(HealthDay News) — High-pesticide residue fruit and vegetable intake correlates with poorer semen quality, according to a study published online March 30 in Human Reproduction.
Yu-Han Chiu, MD, from the Harvard T.H. Chan School of Public Health in Boston, and colleagues collected 338 semen samples from 155 male partners in subfertile couples over an 18-month period following diet assessment. Computer-aided semen analysis was used to assess sperm concentration and motility. The correlation between fruit and vegetable intake with sperm parameters was analyzed, accounting for within-person correlations across repeat samples while adjusting for potential confounders.

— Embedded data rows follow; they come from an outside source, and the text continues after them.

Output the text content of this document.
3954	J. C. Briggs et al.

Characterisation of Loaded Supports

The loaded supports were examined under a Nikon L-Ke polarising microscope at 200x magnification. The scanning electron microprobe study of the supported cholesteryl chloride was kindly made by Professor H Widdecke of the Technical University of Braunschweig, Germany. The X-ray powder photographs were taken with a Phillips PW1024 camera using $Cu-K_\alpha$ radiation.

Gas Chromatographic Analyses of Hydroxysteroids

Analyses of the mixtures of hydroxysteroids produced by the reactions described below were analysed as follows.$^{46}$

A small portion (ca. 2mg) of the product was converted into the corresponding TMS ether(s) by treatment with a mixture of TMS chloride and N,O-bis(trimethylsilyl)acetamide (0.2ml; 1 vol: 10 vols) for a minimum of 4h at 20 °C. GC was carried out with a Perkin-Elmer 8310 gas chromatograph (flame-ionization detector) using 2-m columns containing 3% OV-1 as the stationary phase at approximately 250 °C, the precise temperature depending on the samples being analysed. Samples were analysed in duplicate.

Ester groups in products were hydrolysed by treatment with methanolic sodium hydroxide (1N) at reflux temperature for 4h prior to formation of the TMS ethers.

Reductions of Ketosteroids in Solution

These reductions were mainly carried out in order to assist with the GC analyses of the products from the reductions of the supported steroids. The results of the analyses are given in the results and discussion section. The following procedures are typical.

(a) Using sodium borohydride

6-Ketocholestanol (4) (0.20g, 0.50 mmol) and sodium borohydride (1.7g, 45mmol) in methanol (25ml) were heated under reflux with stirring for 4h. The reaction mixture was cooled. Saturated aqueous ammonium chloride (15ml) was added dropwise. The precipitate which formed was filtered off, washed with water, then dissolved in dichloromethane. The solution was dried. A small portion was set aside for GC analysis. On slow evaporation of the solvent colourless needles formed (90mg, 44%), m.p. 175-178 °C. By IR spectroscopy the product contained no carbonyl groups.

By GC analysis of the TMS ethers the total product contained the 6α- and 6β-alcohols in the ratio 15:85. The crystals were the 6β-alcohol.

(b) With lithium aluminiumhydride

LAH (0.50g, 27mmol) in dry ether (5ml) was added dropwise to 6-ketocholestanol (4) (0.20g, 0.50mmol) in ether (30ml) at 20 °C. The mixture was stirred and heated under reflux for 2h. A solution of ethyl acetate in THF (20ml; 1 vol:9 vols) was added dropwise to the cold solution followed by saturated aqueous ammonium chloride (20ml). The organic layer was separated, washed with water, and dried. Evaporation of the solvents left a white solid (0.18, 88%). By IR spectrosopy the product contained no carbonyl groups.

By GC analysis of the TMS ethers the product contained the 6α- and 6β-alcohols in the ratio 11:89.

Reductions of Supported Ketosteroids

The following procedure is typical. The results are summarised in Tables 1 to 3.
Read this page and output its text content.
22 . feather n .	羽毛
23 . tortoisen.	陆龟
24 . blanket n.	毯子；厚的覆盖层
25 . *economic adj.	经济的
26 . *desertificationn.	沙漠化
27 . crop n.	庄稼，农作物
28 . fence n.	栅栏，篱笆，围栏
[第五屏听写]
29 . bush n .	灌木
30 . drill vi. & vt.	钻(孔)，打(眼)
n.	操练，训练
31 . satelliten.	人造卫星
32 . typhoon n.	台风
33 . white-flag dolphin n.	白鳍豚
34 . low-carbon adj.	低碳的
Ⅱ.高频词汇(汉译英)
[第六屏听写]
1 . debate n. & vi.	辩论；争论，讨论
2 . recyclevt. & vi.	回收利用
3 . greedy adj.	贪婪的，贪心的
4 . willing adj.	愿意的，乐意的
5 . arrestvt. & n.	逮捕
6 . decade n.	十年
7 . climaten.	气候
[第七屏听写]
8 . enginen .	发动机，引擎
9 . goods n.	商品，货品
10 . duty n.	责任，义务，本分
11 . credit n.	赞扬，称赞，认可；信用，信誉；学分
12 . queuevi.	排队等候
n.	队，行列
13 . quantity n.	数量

The researchers observed no correlation between total fruit and vegetable intake and semen quality. However, there was an association between high-pesticide residue fruit and vegetable intake with poorer semen quality. Compared with men in the lowest quartile of high-pesticide residue fruit and vegetable intake (<0.5 servings/day), men in the highest quartile of intake (≥1.5 servings/day) had a 49% lower sperm count and a 32% lower percentage of morphologically normal sperm (P trend = 0.003 and 0.02, respectively). There was a higher percentage of morphologically normal sperm with low-to-moderate-pesticide residue fruit and vegetable intake (P trend = 0.04).
“To our knowledge, this is the first report on the consumption of fruits and vegetables with high levels of pesticide residue in relation to semen quality,” the authors write. “Further confirmation of these findings is warranted.”